Mary Richards pressing succulent plants in camp at Chimala, in the southern Highlands of Tanzania.

Mary Richards (1885 - 1977) was born near Dolgellau in north Wales. She married Major Harry Richards in 1907, and they had three children. During the First World War the family house was turned into a Red Cross hospital which she helped to run, and for which she was awarded the Royal Red Cross Medal. For many years she was a Councillor for the Merioneth County Coucil, taking a particular interest in housing, the fight against tuberculosis and the establishment of maternity and child-welfare clinics. After her husband died near the end of the Second World War, and with her children now married and independent, she accepted the invitation of Marion and Hope Gamwell to visit them in Abercorn, Northern Rhodesia - now Mbala, Zambia.
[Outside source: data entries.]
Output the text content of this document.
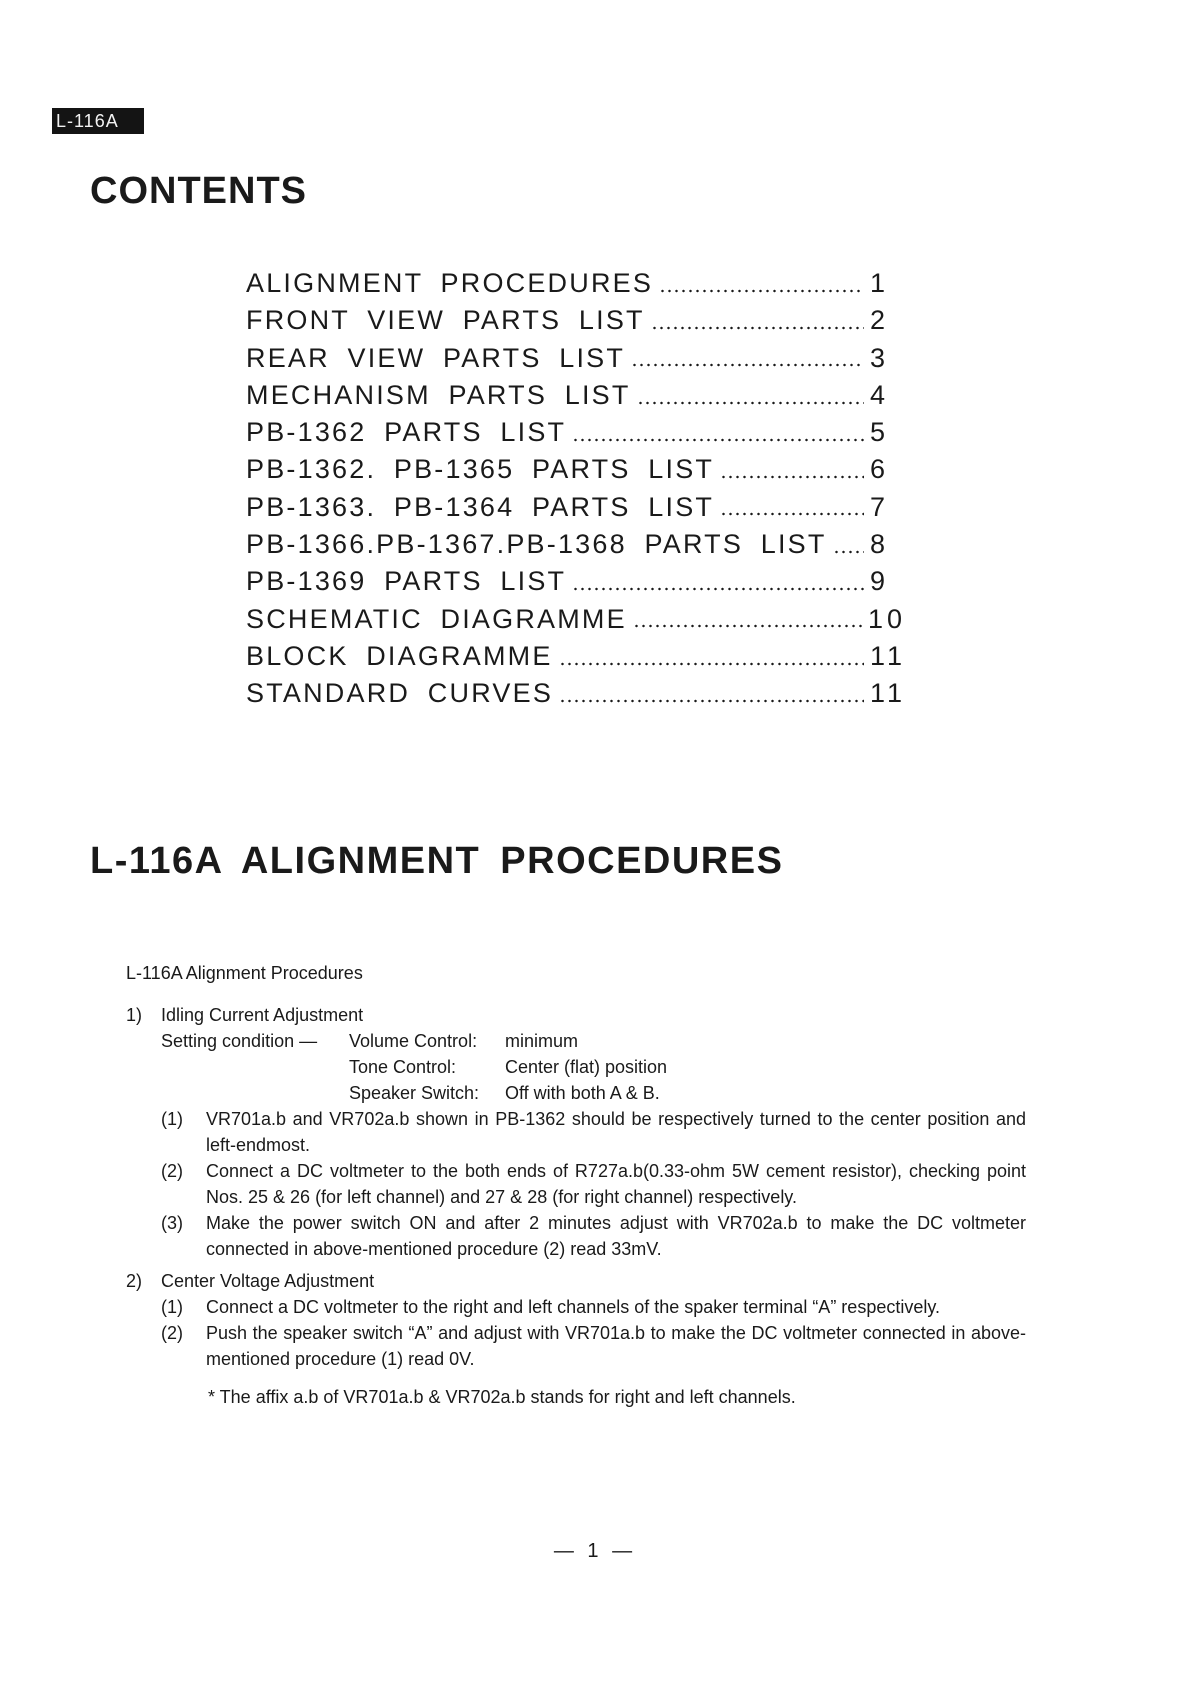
L-116A
CONTENTS
ALIGNMENT PROCEDURES	1
FRONT VIEW PARTS LIST	2
REAR VIEW PARTS LIST	3
MECHANISM PARTS LIST	4
PB-1362 PARTS LIST	5
PB-1362. PB-1365 PARTS LIST	6
PB-1363. PB-1364 PARTS LIST	7
PB-1366.PB-1367.PB-1368 PARTS LIST 8
PB-1369 PARTS LIST	9
SCHEMATIC DIAGRAMME	10
BLOCK DIAGRAMME	11
STANDARD CURVES	11
L-116A ALIGNMENT PROCEDURES

L-116A Alignment Procedures

1)	Idling Current Adjustment
Setting condition —	Volume Control:	minimum
Tone Control:	Center (flat) position
Speaker Switch:	Off with both A & B.
(1)	VR701a.b and VR702a.b shown in PB-1362 should be respectively turned to the center position and left-endmost.
(2)	Connect a DC voltmeter to the both ends of R727a.b(0.33-ohm 5W cement resistor), checking point Nos. 25 & 26 (for left channel) and 27 & 28 (for right channel) respectively.
(3)	Make the power switch ON and after 2 minutes adjust with VR702a.b to make the DC voltmeter connected in above-mentioned procedure (2) read 33mV.
2)	Center Voltage Adjustment
(1)	Connect a DC voltmeter to the right and left channels of the spaker terminal “A” respectively.
(2)	Push the speaker switch “A” and adjust with VR701a.b to make the DC voltmeter connected in above-mentioned procedure (1) read 0V.

* The affix a.b of VR701a.b & VR702a.b stands for right and left channels.

— 1 —
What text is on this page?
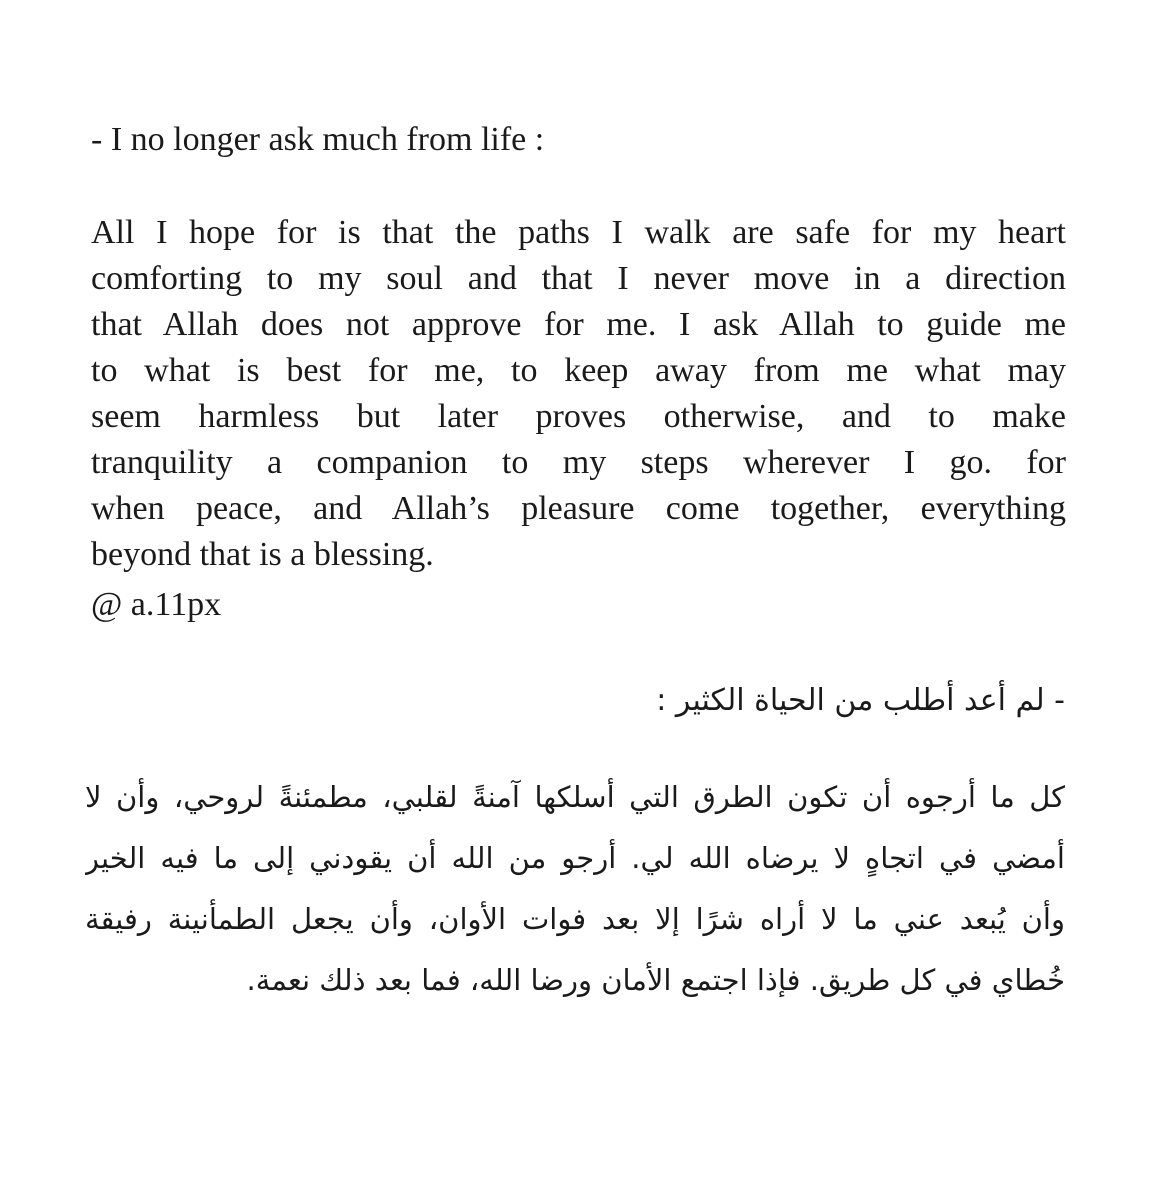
- I no longer ask much from life :
All I hope for is that the paths I walk are safe for my heart
comforting to my soul and that I never move in a direction
that Allah does not approve for me. I ask Allah to guide me
to what is best for me, to keep away from me what may
seem harmless but later proves otherwise, and to make
tranquility a companion to my steps wherever I go. for
when peace, and Allah’s pleasure come together, everything
beyond that is a blessing.
@ a.11px
- لم أعد أطلب من الحياة الكثير :
كل ما أرجوه أن تكون الطرق التي أسلكها آمنةً لقلبي، مطمئنةً لروحي، وأن لا
أمضي في اتجاهٍ لا يرضاه الله لي. أرجو من الله أن يقودني إلى ما فيه الخير
وأن يُبعد عني ما لا أراه شرًا إلا بعد فوات الأوان، وأن يجعل الطمأنينة رفيقة
خُطاي في كل طريق. فإذا اجتمع الأمان ورضا الله، فما بعد ذلك نعمة.
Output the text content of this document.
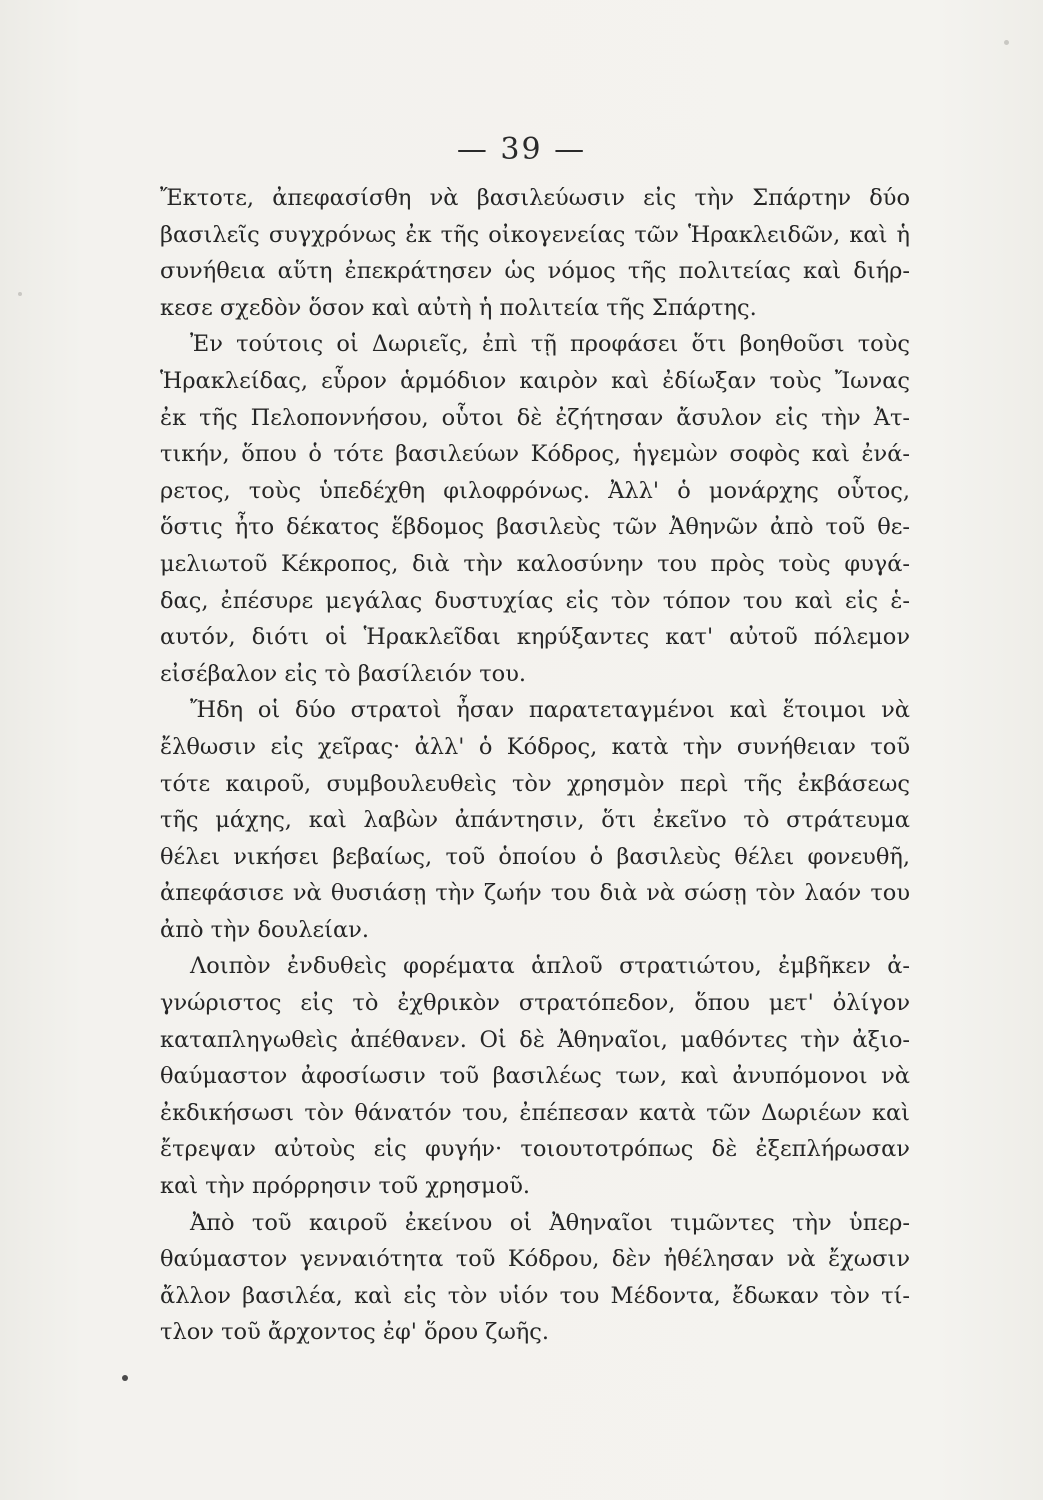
— 39 —
Ἔκτοτε, ἀπεφασίσθη νὰ βασιλεύωσιν εἰς τὴν Σπάρτην δύο
βασιλεῖς συγχρόνως ἐκ τῆς οἰκογενείας τῶν Ἡρακλειδῶν, καὶ ἡ
συνήθεια αὕτη ἐπεκράτησεν ὡς νόμος τῆς πολιτείας καὶ διήρ-
κεσε σχεδὸν ὅσον καὶ αὐτὴ ἡ πολιτεία τῆς Σπάρτης.
Ἐν τούτοις οἱ Δωριεῖς, ἐπὶ τῇ προφάσει ὅτι βοηθοῦσι τοὺς
Ἡρακλείδας, εὗρον ἁρμόδιον καιρὸν καὶ ἐδίωξαν τοὺς Ἴωνας
ἐκ τῆς Πελοποννήσου, οὗτοι δὲ ἐζήτησαν ἄσυλον εἰς τὴν Ἀτ-
τικήν, ὅπου ὁ τότε βασιλεύων Κόδρος, ἡγεμὼν σοφὸς καὶ ἐνά-
ρετος, τοὺς ὑπεδέχθη φιλοφρόνως. Ἀλλ' ὁ μονάρχης οὗτος,
ὅστις ἦτο δέκατος ἕβδομος βασιλεὺς τῶν Ἀθηνῶν ἀπὸ τοῦ θε-
μελιωτοῦ Κέκροπος, διὰ τὴν καλοσύνην του πρὸς τοὺς φυγά-
δας, ἐπέσυρε μεγάλας δυστυχίας εἰς τὸν τόπον του καὶ εἰς ἑ-
αυτόν, διότι οἱ Ἡρακλεῖδαι κηρύξαντες κατ' αὐτοῦ πόλεμον
εἰσέβαλον εἰς τὸ βασίλειόν του.
Ἤδη οἱ δύο στρατοὶ ἦσαν παρατεταγμένοι καὶ ἕτοιμοι νὰ
ἔλθωσιν εἰς χεῖρας· ἀλλ' ὁ Κόδρος, κατὰ τὴν συνήθειαν τοῦ
τότε καιροῦ, συμβουλευθεὶς τὸν χρησμὸν περὶ τῆς ἐκβάσεως
τῆς μάχης, καὶ λαβὼν ἀπάντησιν, ὅτι ἐκεῖνο τὸ στράτευμα
θέλει νικήσει βεβαίως, τοῦ ὁποίου ὁ βασιλεὺς θέλει φονευθῆ,
ἀπεφάσισε νὰ θυσιάσῃ τὴν ζωήν του διὰ νὰ σώσῃ τὸν λαόν του
ἀπὸ τὴν δουλείαν.
Λοιπὸν ἐνδυθεὶς φορέματα ἁπλοῦ στρατιώτου, ἐμβῆκεν ἀ-
γνώριστος εἰς τὸ ἐχθρικὸν στρατόπεδον, ὅπου μετ' ὀλίγον
καταπληγωθεὶς ἀπέθανεν. Οἱ δὲ Ἀθηναῖοι, μαθόντες τὴν ἀξιο-
θαύμαστον ἀφοσίωσιν τοῦ βασιλέως των, καὶ ἀνυπόμονοι νὰ
ἐκδικήσωσι τὸν θάνατόν του, ἐπέπεσαν κατὰ τῶν Δωριέων καὶ
ἔτρεψαν αὐτοὺς εἰς φυγήν· τοιουτοτρόπως δὲ ἐξεπλήρωσαν
καὶ τὴν πρόρρησιν τοῦ χρησμοῦ.
Ἀπὸ τοῦ καιροῦ ἐκείνου οἱ Ἀθηναῖοι τιμῶντες τὴν ὑπερ-
θαύμαστον γενναιότητα τοῦ Κόδρου, δὲν ἠθέλησαν νὰ ἔχωσιν
ἄλλον βασιλέα, καὶ εἰς τὸν υἱόν του Μέδοντα, ἔδωκαν τὸν τί-
τλον τοῦ ἄρχοντος ἐφ' ὅρου ζωῆς.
So it was not until 1951, at the age of 65, that Mary Richards first went to Africa and, with the encouragement of Edgar Milne-Redhead, started to collect plants for the Kew Herbarium. She made annual visits to Abercorn before setting up home there in 1958. In the years to 1974 Mary made over 29,000 collections of plants which were pressed, dried, and sent back to Kew for expert identification. These specimens form an invaluable scientific record of the botanically rich and then little known region around Mbala, and the adjacent southern highlands of Tanzania. In later years she and her long-suffering assistant Samuel Arasululu collected extensively around Arusha in northern Tanzania, often accompanied by the naturalist Desmond Vesey-Vitzgerald, who was based at the National Park.

Mary Richards was awarded the MBE in 1969 for services to botany, allegedly on the personal recommendation of the first president of Zambia, Kenneth Kaunda. Many of her collections were of species new to science and at least 35 plants have been named after her. Mary had always been an active field botanist - she was a member of the Botanical Exchange Club (the forerunner of the Botanical Society of the British Isles) for 55 years - and her herbarium of Welsh plants is now housed in Cardiff at the National Museums and Galleries of Wales (NMW). Her African collections are at Kew, with some duplicated in Nairobi, Harare and other institutions around the world. Some of her plants are still in the gardens at Caerynwch.